What is Google's jsapi used for in OJS?

For a journal website, we would like to replace all external dependencies with local copies, so that no external URLs resources are loaded. This is for privacy reasons, as loading external resources allows external tracking, at least up to a certain degree.

When checking on a clean fresh install of OJS 2.4.7.1, I see the following external HTTP calls:

If I am correct, those two can also be downloaded directly from Releases · jquery/jquery · GitHub and Releases · jquery/jquery-ui · GitHub, other than using Google’s CDN service.

For that one, I am not sure: Apparently, that code is not supposed to be downloaded ( Frequently Asked Questions  |  Charts  |  Google Developers ) as it is part of other Google services.
May I ask what jsapi is used for in OJS, and what functions could stop working when cutting off OJS access to Google’s servers?

This doesn’t answer your particular jsapi question, but regarding your general question, have you considered the enable_cdn option in config.inc.php?

Yes @ctgraham, we will use either that or try to configure a custom cdn, as this OJS will be integrated with other services through JavaScript.

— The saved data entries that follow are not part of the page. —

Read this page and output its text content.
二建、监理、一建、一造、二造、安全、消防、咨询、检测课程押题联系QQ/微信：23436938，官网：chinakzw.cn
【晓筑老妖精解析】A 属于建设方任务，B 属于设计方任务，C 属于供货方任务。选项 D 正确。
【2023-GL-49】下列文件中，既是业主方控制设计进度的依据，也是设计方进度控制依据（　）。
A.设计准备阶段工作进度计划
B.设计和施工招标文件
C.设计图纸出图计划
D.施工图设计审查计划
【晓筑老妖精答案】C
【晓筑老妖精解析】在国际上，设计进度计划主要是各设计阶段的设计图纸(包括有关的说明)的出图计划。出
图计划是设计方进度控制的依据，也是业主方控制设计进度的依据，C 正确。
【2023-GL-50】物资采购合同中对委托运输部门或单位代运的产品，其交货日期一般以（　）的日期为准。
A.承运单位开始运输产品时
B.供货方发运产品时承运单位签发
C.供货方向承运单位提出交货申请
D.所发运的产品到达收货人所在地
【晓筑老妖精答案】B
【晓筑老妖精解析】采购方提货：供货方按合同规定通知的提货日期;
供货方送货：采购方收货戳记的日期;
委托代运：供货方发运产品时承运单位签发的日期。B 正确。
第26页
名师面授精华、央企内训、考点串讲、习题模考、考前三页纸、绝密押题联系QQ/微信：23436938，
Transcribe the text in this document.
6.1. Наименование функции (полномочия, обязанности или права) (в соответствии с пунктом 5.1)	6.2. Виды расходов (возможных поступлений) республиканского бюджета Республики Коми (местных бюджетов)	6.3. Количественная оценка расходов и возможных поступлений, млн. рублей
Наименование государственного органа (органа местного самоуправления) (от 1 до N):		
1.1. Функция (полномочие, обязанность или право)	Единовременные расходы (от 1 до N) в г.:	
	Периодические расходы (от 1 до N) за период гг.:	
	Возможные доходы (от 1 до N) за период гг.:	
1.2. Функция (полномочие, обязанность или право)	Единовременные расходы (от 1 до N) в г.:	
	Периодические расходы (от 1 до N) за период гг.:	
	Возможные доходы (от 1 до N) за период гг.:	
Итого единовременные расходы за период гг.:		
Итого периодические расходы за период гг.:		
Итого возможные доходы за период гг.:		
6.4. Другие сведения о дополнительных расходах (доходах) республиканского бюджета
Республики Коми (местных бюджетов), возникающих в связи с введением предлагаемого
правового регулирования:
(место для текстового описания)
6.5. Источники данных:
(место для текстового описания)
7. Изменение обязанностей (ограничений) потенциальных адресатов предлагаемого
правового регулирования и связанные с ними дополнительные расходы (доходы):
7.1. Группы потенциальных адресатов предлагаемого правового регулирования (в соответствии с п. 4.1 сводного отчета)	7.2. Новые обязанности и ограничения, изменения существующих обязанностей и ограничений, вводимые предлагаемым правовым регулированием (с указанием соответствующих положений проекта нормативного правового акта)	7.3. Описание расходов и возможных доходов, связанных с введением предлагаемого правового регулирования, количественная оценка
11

Thanks!

What I meant to ask is that jquery and jquery-ui are pieces of software that can be downloaded, while the call to jsapi returns an individual response that even contains geolocation data (google.loader.ClientLocation = {"latitude":xx.xx,"longitude":xx.xx,"address":{"city":xx...}} ).

Jsapi seems like a gateway to external services, and I’m only curious what it is used for.

I do not know for certain, but I suspect the jsapi call is simply used to load the jQuery libraries via Google’s CDN. If I turn off enable_cdn in my dev 2.4.7 install, I no longer see the jsapi call on the homepage.

@ojsbsb
I am not giving you any technical answer but as long as I am understanding your question you want to save these files to your server location and want to fetch them from your server.
If it is the case than take care of these two scenarios.

  1. please go through the licence “License | jQuery Foundation” is it allowing you to reside this file to your server, If yes than is it allowing you to keep the codes as it is or you can edit it. (In other words matter is related to copyright or not).
  2. Second is that I have read some where that fetching these files from their location (remote location) improves the speed of your page load instead of fetching them(ex. .min.js files) from your server. (Though the time difference may differ in micro or milli seconds but still they are countable. You too can check the difference on your browser’s “developer Tools” option )
    Technically it decreases latency, gives increased parallelism and better caching.

Hi, @ctgraham, I only have turn off enable_cdn in config.php.inc, but my system have run for two years, I am not sure this change whether affect it, what do you think of it?

The enable_cdn setting, when “On”, allows common javascript files to be served from their own sites, rather than from OJS. With enable_cdn “Off”, each of these javascript files is served from a local copy in OJS itself. OJS should function with either setting, unless your user’s internet provider is blocking certain CDNs.

Thanks for your reply, I think I get it.